閑話 目を曇らせる嫉妬の炎

 一体何が起こっているのか?

 首領であるジルバ様の忠言『ヤツはお前より実力が劣る事を瞬時に見抜く』というものに、私はヤツは対峙すれば確実に逃げに転じると考えていた。

 しかしヤツは逃げるどころか用意周到に準備をして、有利な環境を作り出し、その上で実力差を覆したのだ。

 ヤツの実力は分かっていたハズなのに、ヤツの実力は自分よりも劣るハズなのに……今現在自分の右足に走る激痛が全ての結果を物語る。

 完全に見誤っていた……自分の存在をギラルに知られているワケがなく、今回が初見であると思い込んでいた事で……。


 思えばあの男の事は最初から気に喰わなかった。


 突出した才能があるワケでもないクセに、ほそぼそこまごま世の理を正す為に活動する我らの計画をジワジワと蛆虫の如き鬱陶しさで邪魔をする。

 才無き者が才ある者の舞台を止めるのは愚の骨頂…………それはとうの昔に捨てた実家、魔導の名門として名をはせた貴族家において、属性不明として『魔力だけの愚物』と親兄弟、親戚に至るまで私をゴミ扱いしていた……当時十代前半だった私が少々練習をしただけの短刀術で、たった一晩で『魔力すらない愚物』に成り果てたような奴らの教えの中で唯一共感できるもの。

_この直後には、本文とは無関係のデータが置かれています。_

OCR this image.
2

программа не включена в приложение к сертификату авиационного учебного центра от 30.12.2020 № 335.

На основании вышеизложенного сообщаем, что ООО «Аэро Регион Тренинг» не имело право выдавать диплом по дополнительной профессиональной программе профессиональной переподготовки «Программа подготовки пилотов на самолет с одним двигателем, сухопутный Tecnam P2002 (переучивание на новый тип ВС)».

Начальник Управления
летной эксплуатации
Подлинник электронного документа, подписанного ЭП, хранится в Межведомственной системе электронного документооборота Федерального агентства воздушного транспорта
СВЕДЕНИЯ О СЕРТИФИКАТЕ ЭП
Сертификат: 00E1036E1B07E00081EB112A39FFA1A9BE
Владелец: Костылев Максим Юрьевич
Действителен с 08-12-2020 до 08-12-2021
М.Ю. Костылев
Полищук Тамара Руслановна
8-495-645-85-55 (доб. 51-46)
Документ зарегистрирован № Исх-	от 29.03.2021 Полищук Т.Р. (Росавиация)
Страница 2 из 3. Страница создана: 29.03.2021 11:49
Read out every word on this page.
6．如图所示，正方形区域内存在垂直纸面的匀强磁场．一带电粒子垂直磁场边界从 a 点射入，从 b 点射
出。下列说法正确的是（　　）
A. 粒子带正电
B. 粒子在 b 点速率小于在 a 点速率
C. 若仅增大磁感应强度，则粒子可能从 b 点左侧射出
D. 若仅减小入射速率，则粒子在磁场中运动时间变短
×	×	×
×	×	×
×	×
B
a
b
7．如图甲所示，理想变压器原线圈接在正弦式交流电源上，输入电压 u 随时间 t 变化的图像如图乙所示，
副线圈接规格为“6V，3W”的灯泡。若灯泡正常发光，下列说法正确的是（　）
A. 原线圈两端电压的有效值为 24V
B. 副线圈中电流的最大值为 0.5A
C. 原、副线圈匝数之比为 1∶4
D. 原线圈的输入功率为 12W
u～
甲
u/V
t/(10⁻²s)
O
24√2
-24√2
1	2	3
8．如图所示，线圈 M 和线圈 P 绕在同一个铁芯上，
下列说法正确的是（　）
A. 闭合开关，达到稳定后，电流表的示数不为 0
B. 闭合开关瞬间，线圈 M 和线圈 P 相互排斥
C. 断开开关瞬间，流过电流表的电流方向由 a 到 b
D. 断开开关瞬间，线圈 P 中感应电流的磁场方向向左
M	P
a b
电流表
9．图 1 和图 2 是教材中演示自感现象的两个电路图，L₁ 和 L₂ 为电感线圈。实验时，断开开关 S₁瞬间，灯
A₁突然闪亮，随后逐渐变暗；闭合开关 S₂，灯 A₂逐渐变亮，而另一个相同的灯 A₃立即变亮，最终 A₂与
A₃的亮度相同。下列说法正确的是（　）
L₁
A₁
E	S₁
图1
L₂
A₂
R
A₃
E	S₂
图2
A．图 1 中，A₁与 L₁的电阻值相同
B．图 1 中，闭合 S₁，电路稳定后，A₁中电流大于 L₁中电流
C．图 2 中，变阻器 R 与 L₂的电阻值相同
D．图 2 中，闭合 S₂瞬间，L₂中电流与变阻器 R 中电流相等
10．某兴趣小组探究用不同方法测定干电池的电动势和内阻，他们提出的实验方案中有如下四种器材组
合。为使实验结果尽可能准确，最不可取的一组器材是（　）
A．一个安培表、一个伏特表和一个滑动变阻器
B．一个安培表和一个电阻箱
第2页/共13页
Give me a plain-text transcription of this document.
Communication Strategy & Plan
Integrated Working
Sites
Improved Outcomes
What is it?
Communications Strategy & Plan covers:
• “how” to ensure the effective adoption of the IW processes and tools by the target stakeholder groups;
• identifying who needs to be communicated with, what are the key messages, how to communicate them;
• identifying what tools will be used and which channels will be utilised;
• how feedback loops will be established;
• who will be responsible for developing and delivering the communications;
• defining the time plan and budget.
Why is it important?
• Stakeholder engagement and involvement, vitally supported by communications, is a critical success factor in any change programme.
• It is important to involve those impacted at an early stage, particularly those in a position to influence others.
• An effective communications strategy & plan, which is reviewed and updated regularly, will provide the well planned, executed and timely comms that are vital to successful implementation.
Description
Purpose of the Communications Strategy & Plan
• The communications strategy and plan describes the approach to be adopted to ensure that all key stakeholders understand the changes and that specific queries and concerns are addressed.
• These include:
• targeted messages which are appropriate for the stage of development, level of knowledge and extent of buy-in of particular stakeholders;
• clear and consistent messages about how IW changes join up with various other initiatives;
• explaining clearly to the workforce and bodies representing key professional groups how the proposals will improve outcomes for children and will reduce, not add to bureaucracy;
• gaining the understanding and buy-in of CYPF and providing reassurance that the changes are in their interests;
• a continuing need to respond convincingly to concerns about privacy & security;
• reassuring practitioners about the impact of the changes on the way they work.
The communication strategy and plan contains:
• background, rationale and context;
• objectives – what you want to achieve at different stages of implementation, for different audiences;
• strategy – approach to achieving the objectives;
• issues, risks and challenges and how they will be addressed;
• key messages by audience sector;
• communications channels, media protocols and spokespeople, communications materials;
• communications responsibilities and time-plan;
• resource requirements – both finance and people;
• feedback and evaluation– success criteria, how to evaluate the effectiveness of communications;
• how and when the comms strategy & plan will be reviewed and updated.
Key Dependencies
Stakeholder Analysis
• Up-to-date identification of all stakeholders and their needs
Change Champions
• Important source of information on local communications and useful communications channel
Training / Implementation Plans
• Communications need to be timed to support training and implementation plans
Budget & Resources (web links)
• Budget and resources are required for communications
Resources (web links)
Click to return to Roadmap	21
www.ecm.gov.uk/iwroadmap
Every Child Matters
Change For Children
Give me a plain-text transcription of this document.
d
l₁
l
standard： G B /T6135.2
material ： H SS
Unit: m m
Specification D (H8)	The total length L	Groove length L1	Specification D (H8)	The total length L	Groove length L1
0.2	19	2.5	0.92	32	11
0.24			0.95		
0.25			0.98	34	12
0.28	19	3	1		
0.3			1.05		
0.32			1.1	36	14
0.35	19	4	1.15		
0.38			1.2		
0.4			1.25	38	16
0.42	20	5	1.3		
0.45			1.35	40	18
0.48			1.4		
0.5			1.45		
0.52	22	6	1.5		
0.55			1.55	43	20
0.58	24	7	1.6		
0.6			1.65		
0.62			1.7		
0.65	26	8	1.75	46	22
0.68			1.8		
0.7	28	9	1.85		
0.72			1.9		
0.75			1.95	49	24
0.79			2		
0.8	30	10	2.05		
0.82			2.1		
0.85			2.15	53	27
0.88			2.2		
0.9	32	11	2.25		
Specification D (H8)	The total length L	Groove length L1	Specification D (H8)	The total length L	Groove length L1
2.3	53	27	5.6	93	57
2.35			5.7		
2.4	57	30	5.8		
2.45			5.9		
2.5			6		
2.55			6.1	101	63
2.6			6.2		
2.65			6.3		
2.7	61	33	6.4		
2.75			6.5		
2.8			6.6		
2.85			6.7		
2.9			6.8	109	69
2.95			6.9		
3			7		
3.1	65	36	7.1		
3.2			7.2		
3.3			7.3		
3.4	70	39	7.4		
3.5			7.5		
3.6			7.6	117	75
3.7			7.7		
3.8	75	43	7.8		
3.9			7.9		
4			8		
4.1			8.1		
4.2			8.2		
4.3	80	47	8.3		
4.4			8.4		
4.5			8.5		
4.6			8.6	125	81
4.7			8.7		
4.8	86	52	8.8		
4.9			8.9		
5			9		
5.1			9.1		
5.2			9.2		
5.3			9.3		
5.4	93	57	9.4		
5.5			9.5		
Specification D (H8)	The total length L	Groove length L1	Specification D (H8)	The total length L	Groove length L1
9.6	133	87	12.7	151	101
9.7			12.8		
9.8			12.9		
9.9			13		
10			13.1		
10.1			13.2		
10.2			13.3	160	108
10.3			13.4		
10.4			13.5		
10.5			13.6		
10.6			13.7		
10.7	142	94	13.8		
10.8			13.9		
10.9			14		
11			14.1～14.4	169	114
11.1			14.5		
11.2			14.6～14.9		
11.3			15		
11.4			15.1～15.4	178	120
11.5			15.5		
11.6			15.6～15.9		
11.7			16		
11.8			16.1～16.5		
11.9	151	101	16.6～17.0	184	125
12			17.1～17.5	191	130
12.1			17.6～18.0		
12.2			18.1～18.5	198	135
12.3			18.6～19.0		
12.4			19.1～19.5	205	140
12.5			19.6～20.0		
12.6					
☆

 強大な火属性魔法を誇り、誰よりも私の事を一族の恥と罵った父だったらしきモノも、水属性魔法で美貌を保っていると能書きをたれる母だったらしきモノも、魔法の練習と言っては私の事を的にしていた兄や妹も……静かに背後から短刀を引くだけでアッサリと、一晩でこの世から消え去った。 

 一晩で魔導の貴族家を皆殺しにした私の事を処刑から拾い上げ、その上で更なる暗殺の術と不明だった魔力属性の使い道『召喚術』を示して下さったのが現上司のジルバ様。

 私の人生において初めて居場所と目的を与えてくださった方なのだ。

 私の才は全てあの方の舞台の為に存在するのだ……だというのに、あの盗賊は!?


『召喚術』に適性のあった私に組織から下された命令は伝承の『異界召喚の再現』。

 同じ世界のいずこからか自我の低い魔物を呼び寄せる『魔獣召喚』などに比べて、理の違う世界からの召還を可能にするには『召喚術』とは違うプラスアルファが必要な事までは判明していたが……数年前に『英霊の受肉』を成功させて以来、研究は遅々として進んでいない。

 それもこれも……独りよがりな正義心で上質な生贄を手に入り辛く、研究を滞らせてきた……蛆虫がいたから!!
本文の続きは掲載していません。